The poor, the target group for the grant, spend a proportionally large percentage of their income on basics - food, then clothing and transport. Nothing is left for anything else. Middle class recipients of BIG would welcome the money and many may spend it on luxuries but since it's a small part of their expenditure, it would make little difference on economic sectors that might benefit. It goes without saying BIG will be used on consumption spending by both affluent and poor that does not help long-term economic growth.
The last reason against BIG having an effect on the economy, and the most important one, is because it's not new money, not new investment. An economy grows by new investment, a capital injection by entrepreneurs. Government spending is really derived from taxes on the private sector and individuals, money already in the economy. So BIG is not new money.
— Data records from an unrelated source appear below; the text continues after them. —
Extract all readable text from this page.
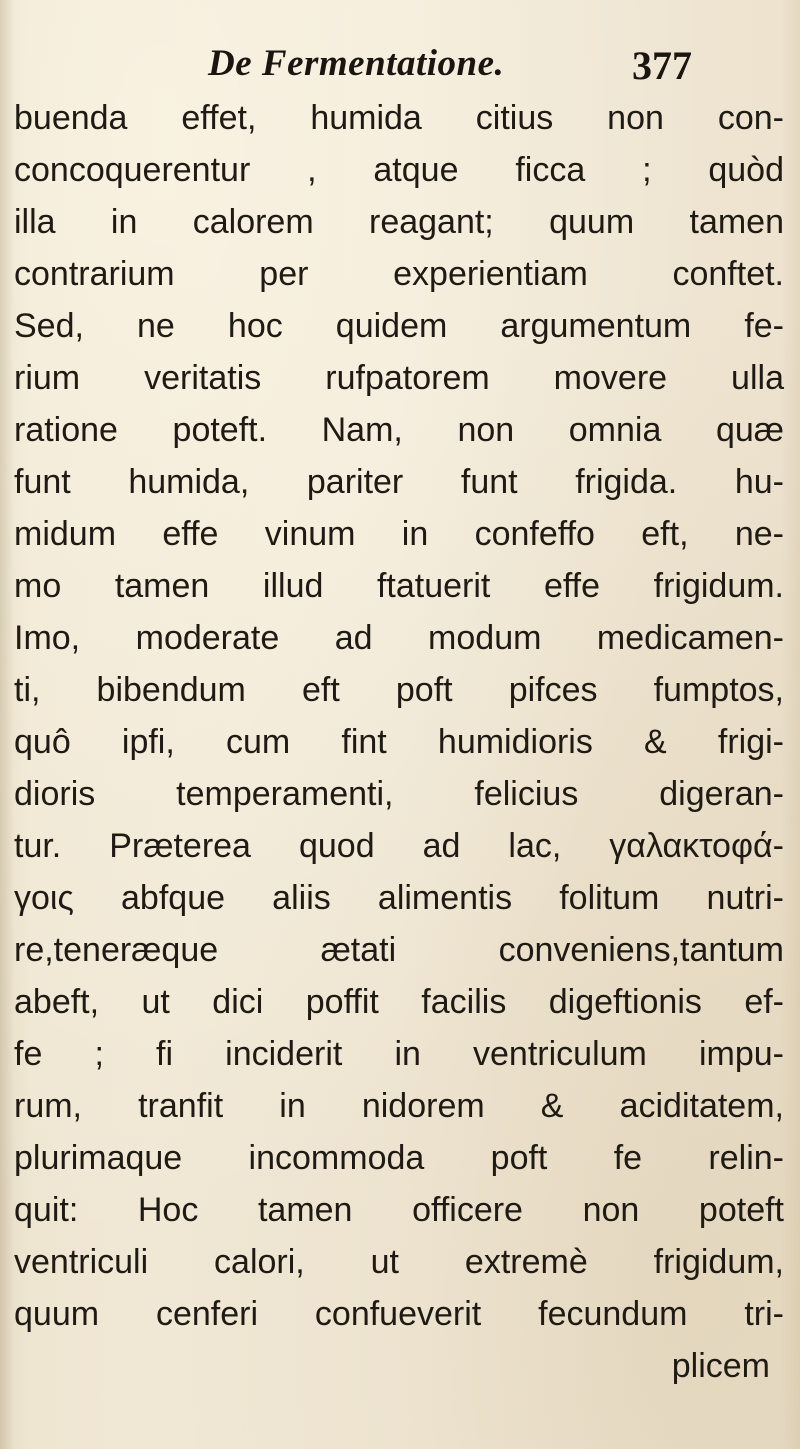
De Fermentatione.	377
buenda effet, humida citius non con-
concoquerentur , atque ficca ; quòd
illa in calorem reagant; quum tamen
contrarium per experientiam conftet.
Sed, ne hoc quidem argumentum fe-
rium veritatis rufpatorem movere ulla
ratione poteft. Nam, non omnia quæ
funt humida, pariter funt frigida. hu-
midum effe vinum in confeffo eft, ne-
mo tamen illud ftatuerit effe frigidum.
Imo, moderate ad modum medicamen-
ti, bibendum eft poft pifces fumptos,
quô ipfi, cum fint humidioris & frigi-
dioris temperamenti, felicius digeran-
tur. Præterea quod ad lac, γαλακτοφά-
γοις abfque aliis alimentis folitum nutri-
re,teneræque ætati conveniens,tantum
abeft, ut dici poffit facilis digeftionis ef-
fe ; fi inciderit in ventriculum impu-
rum, tranfit in nidorem & aciditatem,
plurimaque incommoda poft fe relin-
quit: Hoc tamen officere non poteft
ventriculi calori, ut extremè frigidum,
quum cenferi confueverit fecundum tri-
plicem
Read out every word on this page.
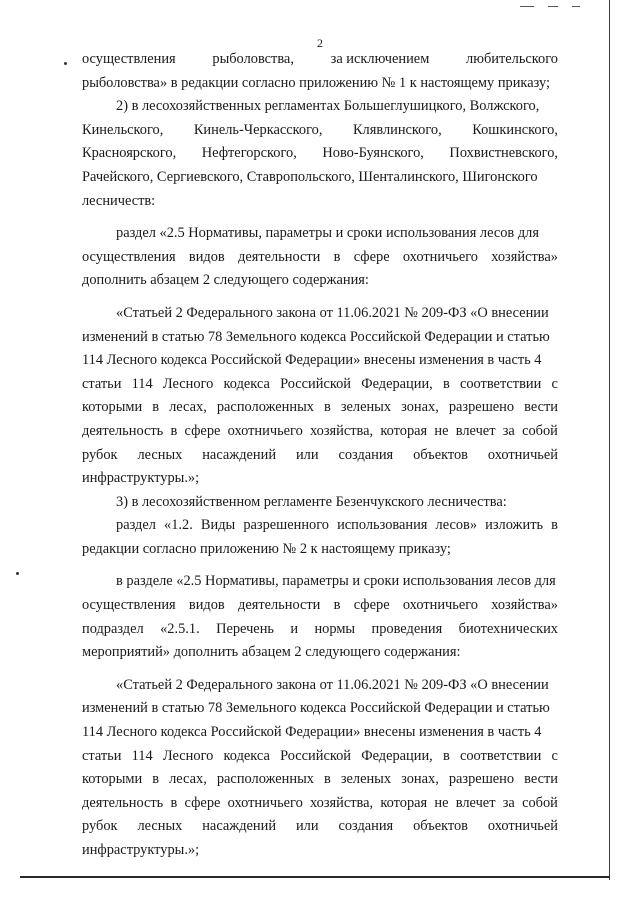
2
осуществления	рыболовства,	за исключением	любительского
рыболовства» в редакции согласно приложению № 1 к настоящему приказу;
2) в лесохозяйственных регламентах Большеглушицкого, Волжского,
Кинельского, Кинель-Черкасского, Клявлинского, Кошкинского,
Красноярского, Нефтегорского, Ново-Буянского, Похвистневского,
Рачейского, Сергиевского, Ставропольского, Шенталинского, Шигонского
лесничеств:
раздел «2.5 Нормативы, параметры и сроки использования лесов для
осуществления видов деятельности в сфере охотничьего хозяйства»
дополнить абзацем 2 следующего содержания:
«Статьей 2 Федерального закона от 11.06.2021 № 209-ФЗ «О внесении
изменений в статью 78 Земельного кодекса Российской Федерации и статью
114 Лесного кодекса Российской Федерации» внесены изменения в часть 4
статьи 114 Лесного кодекса Российской Федерации, в соответствии с
которыми в лесах, расположенных в зеленых зонах, разрешено вести
деятельность в сфере охотничьего хозяйства, которая не влечет за собой
рубок лесных насаждений или создания объектов охотничьей
инфраструктуры.»;
3) в лесохозяйственном регламенте Безенчукского лесничества:
раздел «1.2. Виды разрешенного использования лесов» изложить в
редакции согласно приложению № 2 к настоящему приказу;
в разделе «2.5 Нормативы, параметры и сроки использования лесов для
осуществления видов деятельности в сфере охотничьего хозяйства»
подраздел «2.5.1. Перечень и нормы проведения биотехнических
мероприятий» дополнить абзацем 2 следующего содержания:
«Статьей 2 Федерального закона от 11.06.2021 № 209-ФЗ «О внесении
изменений в статью 78 Земельного кодекса Российской Федерации и статью
114 Лесного кодекса Российской Федерации» внесены изменения в часть 4
статьи 114 Лесного кодекса Российской Федерации, в соответствии с
которыми в лесах, расположенных в зеленых зонах, разрешено вести
деятельность в сфере охотничьего хозяйства, которая не влечет за собой
рубок лесных насаждений или создания объектов охотничьей
инфраструктуры.»;
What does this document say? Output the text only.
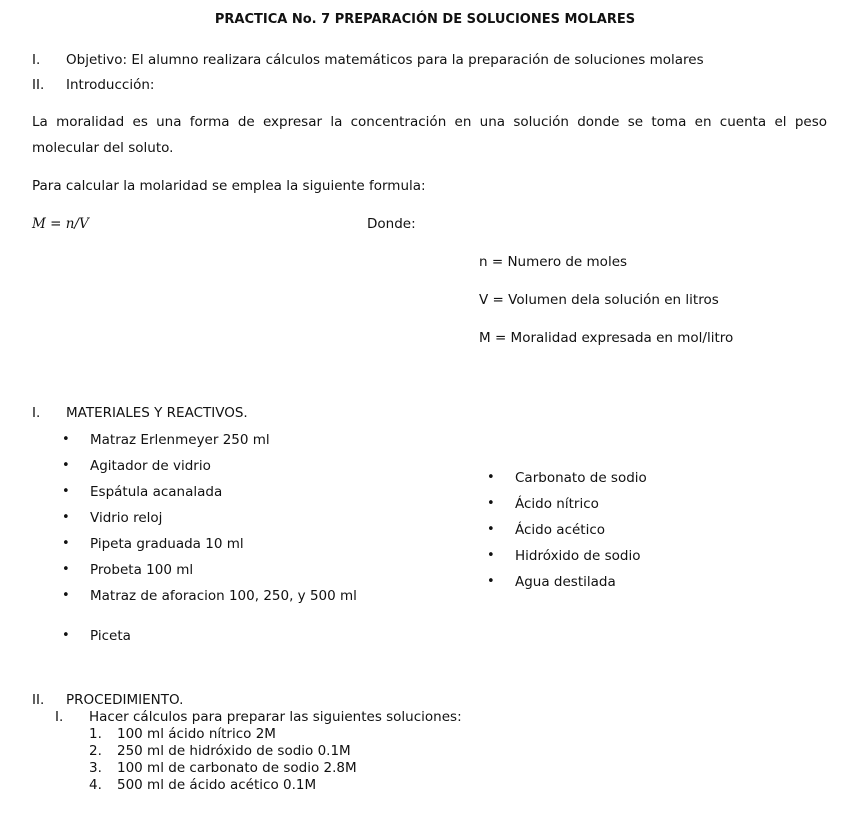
PRACTICA No. 7 PREPARACIÓN DE SOLUCIONES MOLARES
I.	Objetivo: El alumno realizara cálculos matemáticos para la preparación de soluciones molares
II.	Introducción:
La moralidad es una forma de expresar la concentración en una solución donde se toma en cuenta el peso
molecular del soluto.
Para calcular la molaridad se emplea la siguiente formula:
M = n/V	Donde:
n = Numero de moles
V = Volumen dela solución en litros
M = Moralidad expresada en mol/litro
I.	MATERIALES Y REACTIVOS.
• Matraz Erlenmeyer 250 ml
• Agitador de vidrio
• Espátula acanalada
• Vidrio reloj
• Pipeta graduada 10 ml
• Probeta 100 ml
• Matraz de aforacion 100, 250, y 500 ml
• Piceta
• Carbonato de sodio
• Ácido nítrico
• Ácido acético
• Hidróxido de sodio
• Agua destilada
II.	PROCEDIMIENTO.
I. Hacer cálculos para preparar las siguientes soluciones:
1.	100 ml ácido nítrico 2M
2.	250 ml de hidróxido de sodio 0.1M
3.	100 ml de carbonato de sodio 2.8M
4.	500 ml de ácido acético 0.1M
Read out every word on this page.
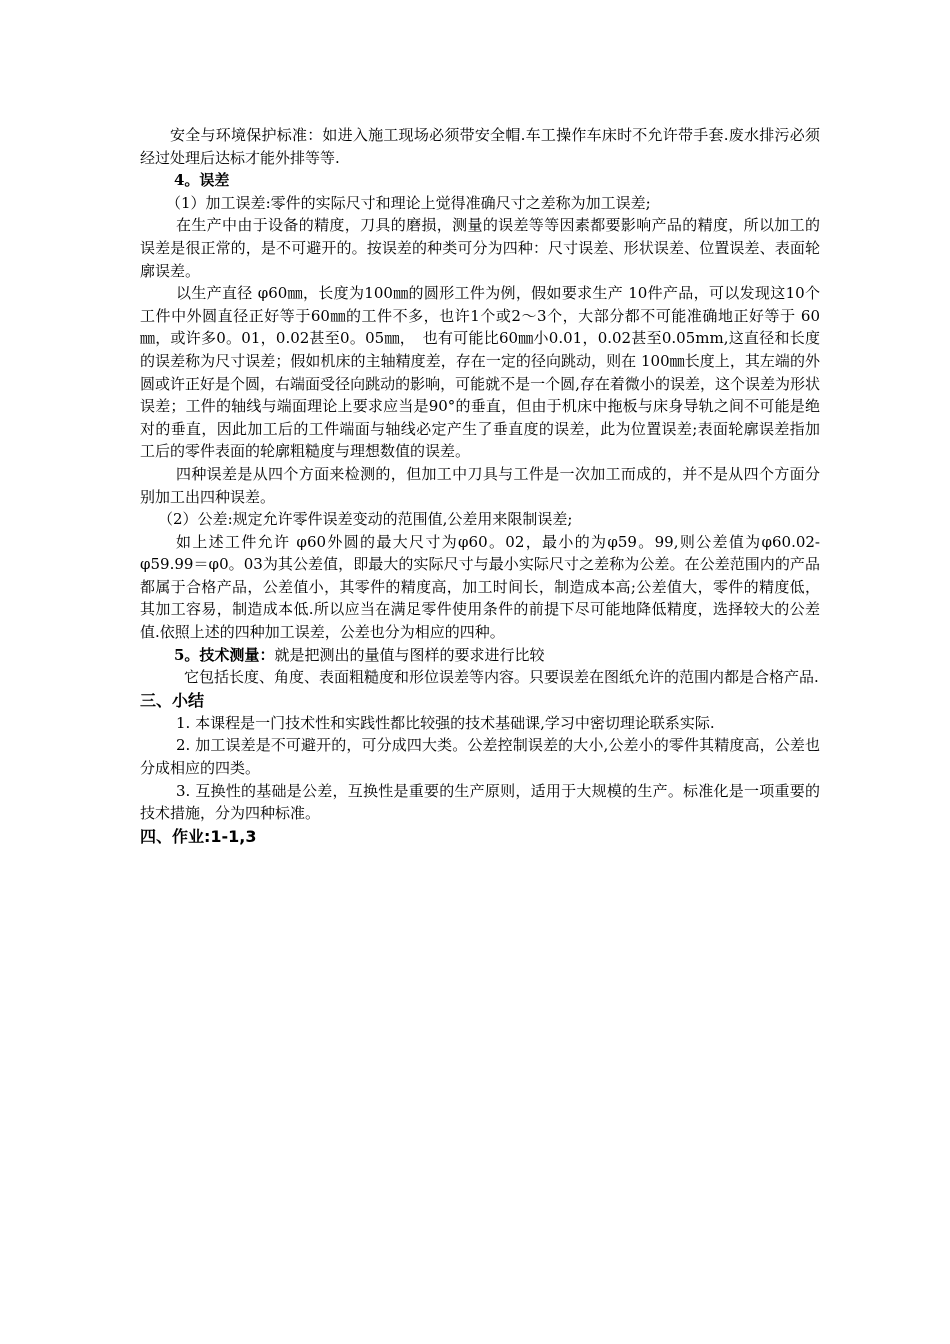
安全与环境保护标准：如进入施工现场必须带安全帽.车工操作车床时不允许带手套.废水排污必须经过处理后达标才能外排等等.

4。误差

（1）加工误差:零件的实际尺寸和理论上觉得准确尺寸之差称为加工误差;

在生产中由于设备的精度，刀具的磨损，测量的误差等等因素都要影响产品的精度，所以加工的误差是很正常的，是不可避开的。按误差的种类可分为四种：尺寸误差、形状误差、位置误差、表面轮廓误差。

以生产直径 φ60㎜，长度为100㎜的圆形工件为例，假如要求生产 10件产品，可以发现这10个工件中外圆直径正好等于60㎜的工件不多，也许1个或2～3个，大部分都不可能准确地正好等于 60㎜，或许多0。01，0.02甚至0。05㎜，　也有可能比60㎜小0.01，0.02甚至0.05mm,这直径和长度的误差称为尺寸误差；假如机床的主轴精度差，存在一定的径向跳动，则在 100㎜长度上，其左端的外圆或许正好是个圆，右端面受径向跳动的影响，可能就不是一个圆,存在着微小的误差，这个误差为形状误差；工件的轴线与端面理论上要求应当是90°的垂直，但由于机床中拖板与床身导轨之间不可能是绝对的垂直，因此加工后的工件端面与轴线必定产生了垂直度的误差，此为位置误差;表面轮廓误差指加工后的零件表面的轮廓粗糙度与理想数值的误差。

四种误差是从四个方面来检测的，但加工中刀具与工件是一次加工而成的，并不是从四个方面分别加工出四种误差。

（2）公差:规定允许零件误差变动的范围值,公差用来限制误差;

如上述工件允许 φ60外圆的最大尺寸为φ60。02，最小的为φ59。99,则公差值为φ60.02-φ59.99＝φ0。03为其公差值，即最大的实际尺寸与最小实际尺寸之差称为公差。在公差范围内的产品都属于合格产品，公差值小，其零件的精度高，加工时间长，制造成本高;公差值大，零件的精度低，其加工容易，制造成本低.所以应当在满足零件使用条件的前提下尽可能地降低精度，选择较大的公差值.依照上述的四种加工误差，公差也分为相应的四种。

5。技术测量：就是把测出的量值与图样的要求进行比较

它包括长度、角度、表面粗糙度和形位误差等内容。只要误差在图纸允许的范围内都是合格产品.

三、小结

1. 本课程是一门技术性和实践性都比较强的技术基础课,学习中密切理论联系实际.

2. 加工误差是不可避开的，可分成四大类。公差控制误差的大小,公差小的零件其精度高，公差也分成相应的四类。

3. 互换性的基础是公差，互换性是重要的生产原则，适用于大规模的生产。标准化是一项重要的技术措施，分为四种标准。

四、作业:1-1,3
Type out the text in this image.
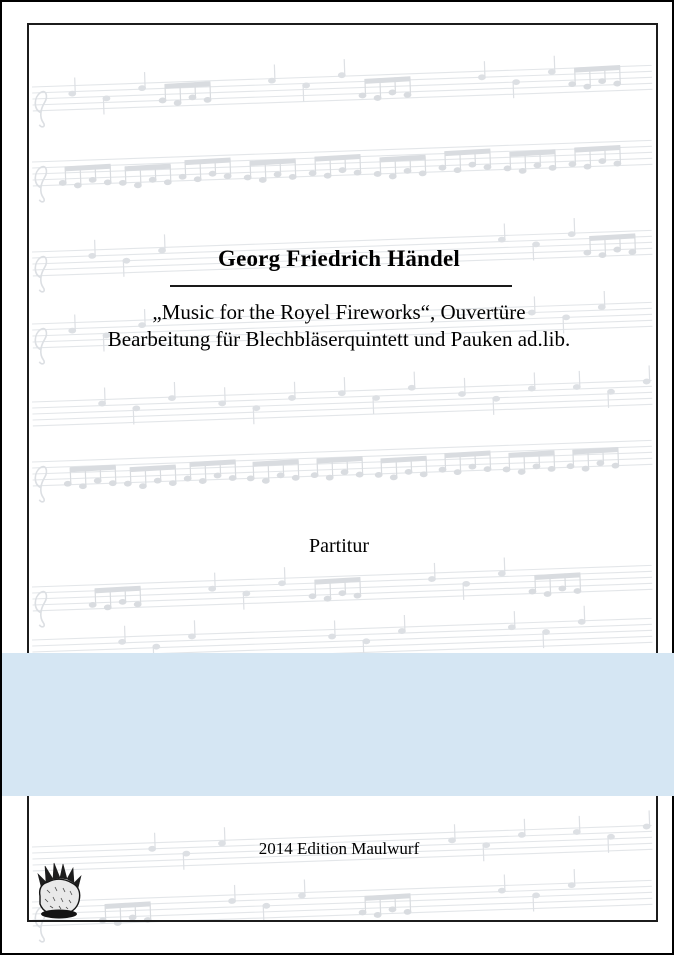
Georg Friedrich Händel
„Music for the Royel Fireworks“, Ouvertüre
Bearbeitung für Blechbläserquintett und Pauken ad.lib.
Partitur
2014 Edition Maulwurf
While government spending can stimulate the economy, it must be on infrastructural and economic projects that help create the conditions for private investment. A qualification of the government spend argument is the R60bn on World Cup 2010 infrastructure did not generate expected economic growth. (The same for events like these around the world. Neither did billions on social housing since 1994.)
The reasons are complex, but in short, SA does not have the right conditions for growth. The ANC has seen to that. BIG will aggravate an already bad situation by placing a burden on taxpayers. Government will have to borrow the deficit to pay for BIG leading to even more debt, a never-ending spiral to insolvency. Nothing good will ever result.
Given the country's extraordinarily high unemployment - the highest in the world ahead of Djibouti and Gaza, both failed states and in war and conflict - something must be done about the poor ad those without hope of finding work. By now unemployment ought to have been in single digits and poverty halved at least. But the country is worse off every year, an amazing feat given its resources and status as a middle income country.
But giving up and resorting to permanent dependency, which creates entitlement and an idle and unproductive population, is not the solution. It's a quick fix though for the ANC and leftwing sociologists who shy from asking how SA got here (the ANC).